As I rose off the couch, Pedroia knocked in the first run of the game for the Red Sox. We have a small apartment, so I could still sort of hear the radio call while “or . . . ” was happening in the bedroom. I could not hear words, but I could hear Joe Castiglione’s voice rising again and again. Either the Red Sox were rallying or Joe Castiglione had abandoned the call of the game to pay tribute, for my benefit, to fellow broadcaster Phil Rizzuto’s work midway through “Paradise By the Dashboard Light.”
I got back to the actual words, and not merely the music, of the radio call by the ninth inning, the score knotted, and heard Masterson get out of a jam by inducing a double-play. I heard Youkilis reach on a two-out two-base error. I heard Bay get intentionally walked, just like the left-fielder who he replaced would have been. I heard Drew send one over the head of Gross, Joe Castiglione’s voice cracking orgasmically, as if he’d never seen such a thing in all his years.
1. Beautiful juxtapositions.
I really liked the part about the music of the radio call.
2. This is what I love about the Red Sox. All heart, no matter what. Lovely recap.
3. You got laid, and Rays fans got screwed. How cosmic. 😉
I’m pissed that I stayed up til 12:30 (alarm goes off at 6 AM) to see the Red Sox win, but when it boils down to it, I saw baseball history. If you catch me in a weak moment, I might admit that I’m better for it.
Also: TBS’ cameras caught Sawx fans heading for the exits in the seventh. I hope for your sake and mine that they were some of those obnoxious bandwagoneers that have spread like mold since 2004, and that they might never come back.
4. Question: I had a long debate the other night about the Ray vs Sox farm systems. My buddy’s main argument against Sox was that they had lots of money to buy players (Ortiz, Bay, Manny, etc), and that the Rays were a team of farm players skyrocketing to stardom. Mine was that the Sox, while rich, are still stocked with outstanding farmhards – Pedroia, Ellsbury, Lowrie, Pap, etc etc. And that the quality of Sox players far exceeds that of the rays. Anybody got thoughts on this one?

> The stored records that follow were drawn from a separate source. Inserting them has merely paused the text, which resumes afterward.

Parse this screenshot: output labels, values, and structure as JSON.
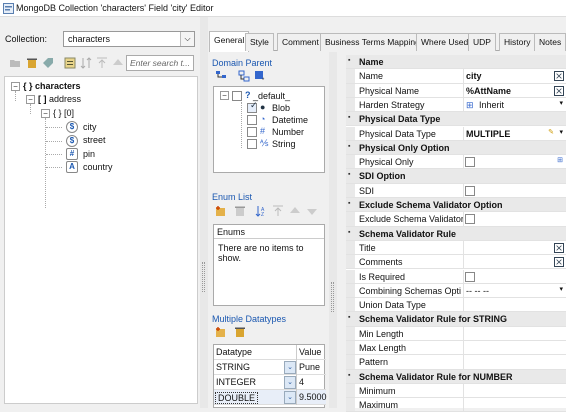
{
  "window": {
    "title": "MongoDB Collection 'characters' Field 'city' Editor"
  },
  "collection": {
    "label": "Collection:",
    "value": "characters"
  },
  "left_toolbar": {
    "search_placeholder": "Enter search t..."
  },
  "tree": {
    "root": "characters",
    "address": "address",
    "index": "[0]",
    "fields": [
      "city",
      "street",
      "pin",
      "country"
    ]
  },
  "tabs": [
    "General",
    "Style",
    "Comment",
    "Business Terms Mapping",
    "Where Used",
    "UDP",
    "History",
    "Notes"
  ],
  "domain_parent": {
    "title": "Domain Parent",
    "root": "_default_",
    "items": [
      "Blob",
      "Datetime",
      "Number",
      "String"
    ]
  },
  "enum_list": {
    "title": "Enum List",
    "header": "Enums",
    "empty": "There are no items to show."
  },
  "multiple_datatypes": {
    "title": "Multiple Datatypes",
    "headers": [
      "Datatype",
      "Value"
    ],
    "rows": [
      {
        "type": "STRING",
        "value": "Pune"
      },
      {
        "type": "INTEGER",
        "value": "4"
      },
      {
        "type": "DOUBLE",
        "value": "9.5000"
      }
    ]
  },
  "properties": {
    "name_cat": "Name",
    "name_label": "Name",
    "name_value": "city",
    "physical_name_label": "Physical Name",
    "physical_name_value": "%AttName",
    "harden_label": "Harden Strategy",
    "harden_value": "Inherit",
    "pdt_cat": "Physical Data Type",
    "pdt_label": "Physical Data Type",
    "pdt_value": "MULTIPLE",
    "poo_cat": "Physical Only Option",
    "po_label": "Physical Only",
    "sdi_cat": "SDI Option",
    "sdi_label": "SDI",
    "esv_cat": "Exclude Schema Validator Option",
    "esv_label": "Exclude Schema Validator",
    "svr_cat": "Schema Validator Rule",
    "title_label": "Title",
    "comments_label": "Comments",
    "required_label": "Is Required",
    "combining_label": "Combining Schemas Opti",
    "combining_value": "-- -- --",
    "union_label": "Union Data Type",
    "svr_string_cat": "Schema Validator Rule for STRING",
    "min_len_label": "Min Length",
    "max_len_label": "Max Length",
    "pattern_label": "Pattern",
    "svr_number_cat": "Schema Validator Rule for NUMBER",
    "minimum_label": "Minimum",
    "maximum_label": "Maximum"
  }
}
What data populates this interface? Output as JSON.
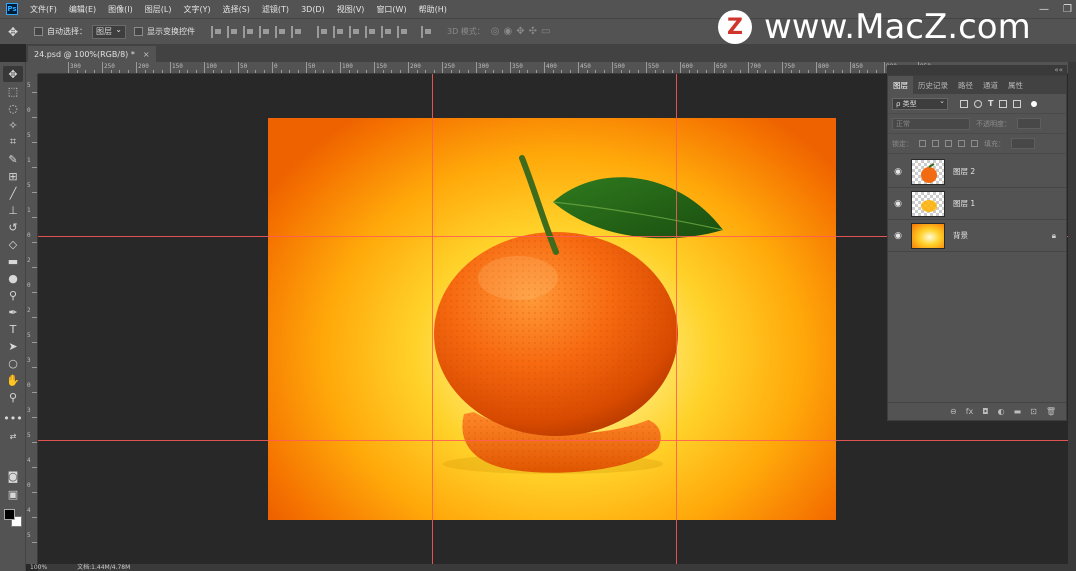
{
  "menu": {
    "logo": "Ps",
    "items": [
      "文件(F)",
      "编辑(E)",
      "图像(I)",
      "图层(L)",
      "文字(Y)",
      "选择(S)",
      "滤镜(T)",
      "3D(D)",
      "视图(V)",
      "窗口(W)",
      "帮助(H)"
    ],
    "window_controls": [
      "—",
      "❐"
    ]
  },
  "options": {
    "auto_select_label": "自动选择：",
    "auto_select_value": "图层",
    "show_transform_label": "显示变换控件",
    "mode_3d_label": "3D 模式："
  },
  "watermark": {
    "badge": "Z",
    "text": "www.MacZ.com"
  },
  "document": {
    "tab_title": "24.psd @ 100%(RGB/8) *",
    "tab_close": "×"
  },
  "ruler": {
    "top_labels": [
      "300",
      "250",
      "200",
      "150",
      "100",
      "50",
      "0",
      "50",
      "100",
      "150",
      "200",
      "250",
      "300",
      "350",
      "400",
      "450",
      "500",
      "550",
      "600",
      "650",
      "700",
      "750",
      "800",
      "850",
      "900",
      "950"
    ],
    "left_labels": [
      "5",
      "0",
      "5",
      "1",
      "5",
      "1",
      "0",
      "2",
      "0",
      "2",
      "5",
      "3",
      "0",
      "3",
      "5",
      "4",
      "0",
      "4",
      "5"
    ]
  },
  "status": {
    "zoom": "100%",
    "doc_size": "文档:1.44M/4.78M"
  },
  "layers_panel": {
    "collapse": "««",
    "tabs": [
      "图层",
      "历史记录",
      "路径",
      "通道",
      "属性"
    ],
    "active_tab": 0,
    "filter_kind": "ρ 类型",
    "blend_mode": "正常",
    "opacity_label": "不透明度：",
    "lock_label": "锁定：",
    "fill_label": "填充：",
    "layers": [
      {
        "name": "图层 2",
        "visible": true,
        "locked": false
      },
      {
        "name": "图层 1",
        "visible": true,
        "locked": false
      },
      {
        "name": "背景",
        "visible": true,
        "locked": true
      }
    ],
    "footer_icons": [
      "link-icon",
      "fx-icon",
      "mask-icon",
      "adjustment-icon",
      "folder-icon",
      "new-layer-icon",
      "trash-icon"
    ]
  },
  "colors": {
    "ui_panel": "#535353",
    "canvas_bg": "#282828",
    "guide": "#ff5a5a",
    "foreground": "#000000",
    "background": "#ffffff"
  }
}
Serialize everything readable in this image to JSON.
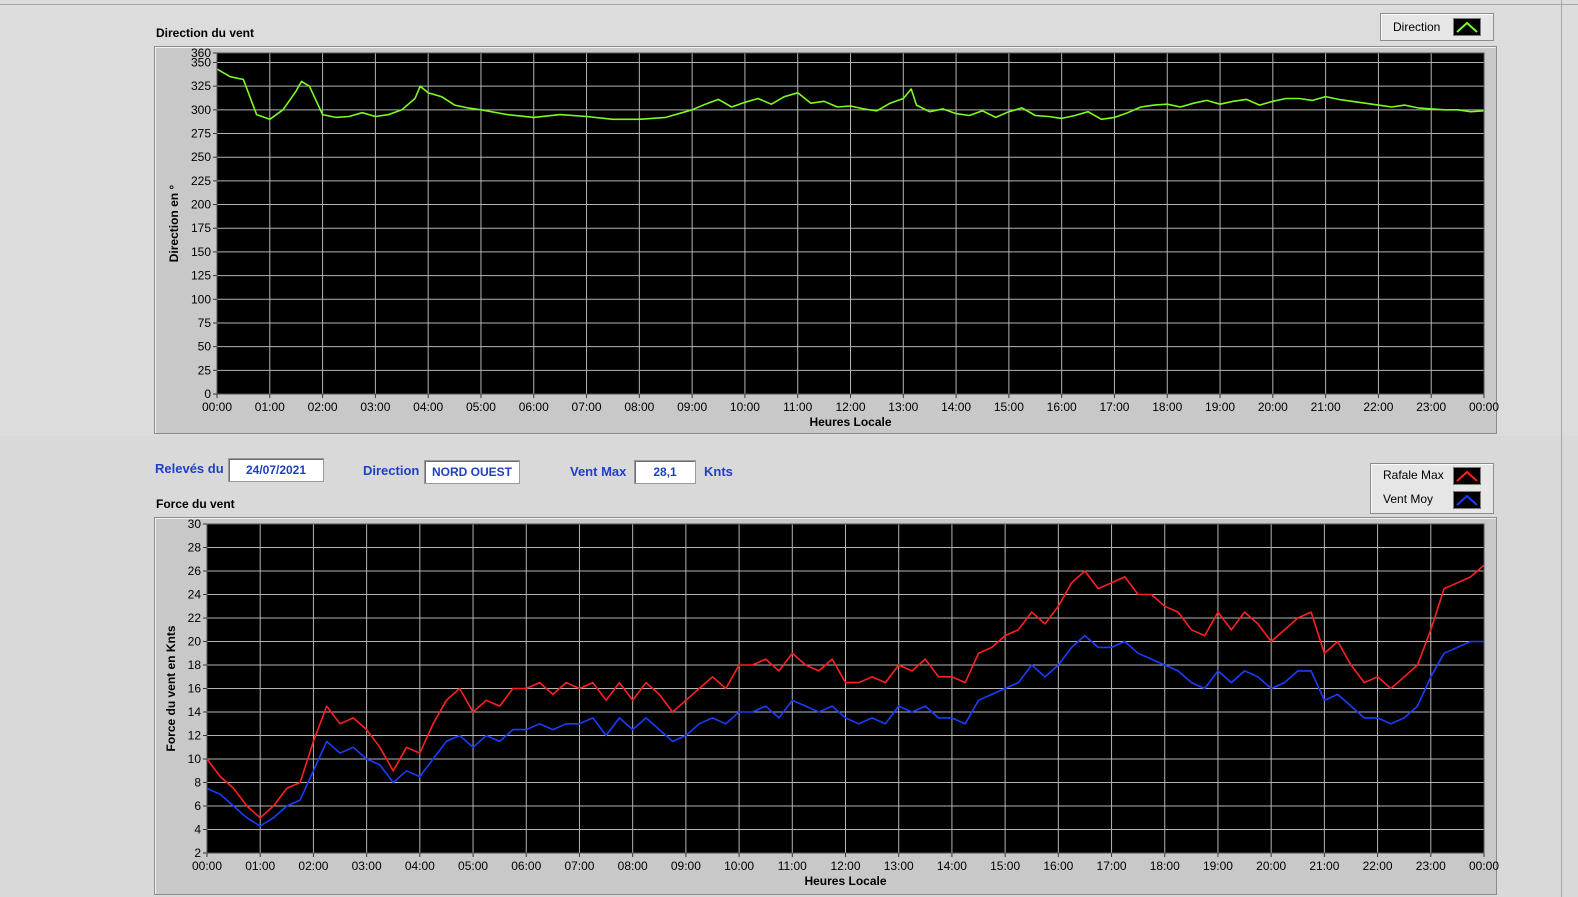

5. 3 : My friend Pete also told me about the shots of people leaving the game. I don’t know. Corporate ticket-holders, maybe?
4 : The Sox have a good farm system that they pour a lot of money into, but the Rays do have some great young players. If I had to bet, I’d bet that when all is said and done there will be more members of last night’s Rays lineup than last night’s Red Sox lineup in the hall of fame. (Longoria, Upton, Crawford versus . . . ?)
6. True, but then again the Rays have been absolutely awful forever and correspondingly blessed with high draft picks. Upton = 2nd overall 2002, Crawford, 2nd round, 1999, Longoria = 3rd overall pick 2006. Then youve got the Sox, who have to make significantly tougher draft decisions, picking up Pedroia as the 65th pick 2004, Youkilis 2001 243rd overall!, Ellsbury, 2005 23rd overall. Papelbon, 2003 17th round. That to me points to a much stronger farm system, that can recognize diamond in the rough, overall players, and fine tune them into green monster machines.
7. Anybody else think Longoria kind of got screwed on that “E5”? Even though it bounced, I’m used to seeing Pena make that play, and he just straight-up missed it.
I guess Maddon would agree: that’s the way the ball bounces sometimes.
8. Must be nice to be married, Wilker-san. Sounds like you have an invigorating and supportive partner.
I’m glad they won. I can’t quite believe it, but I am most definitely glad.
Nonetheless, I think your choice was wiser…
What’s that line from “White Men Can’t Jump” ? “Listen to the woman.”
9. Beautifully written.
Word choice in the last line? Priceless.
10. 5 “I don’t know. Corporate ticket-holders, maybe?”
I can tell you from my experience in the 2nd to last row (not so) cheap seats that several people in our area left, too. Also, you couldn’t tell from seeing on TV, but many people were heading to the exits not to leave, but to get their beer before they stopped serving it.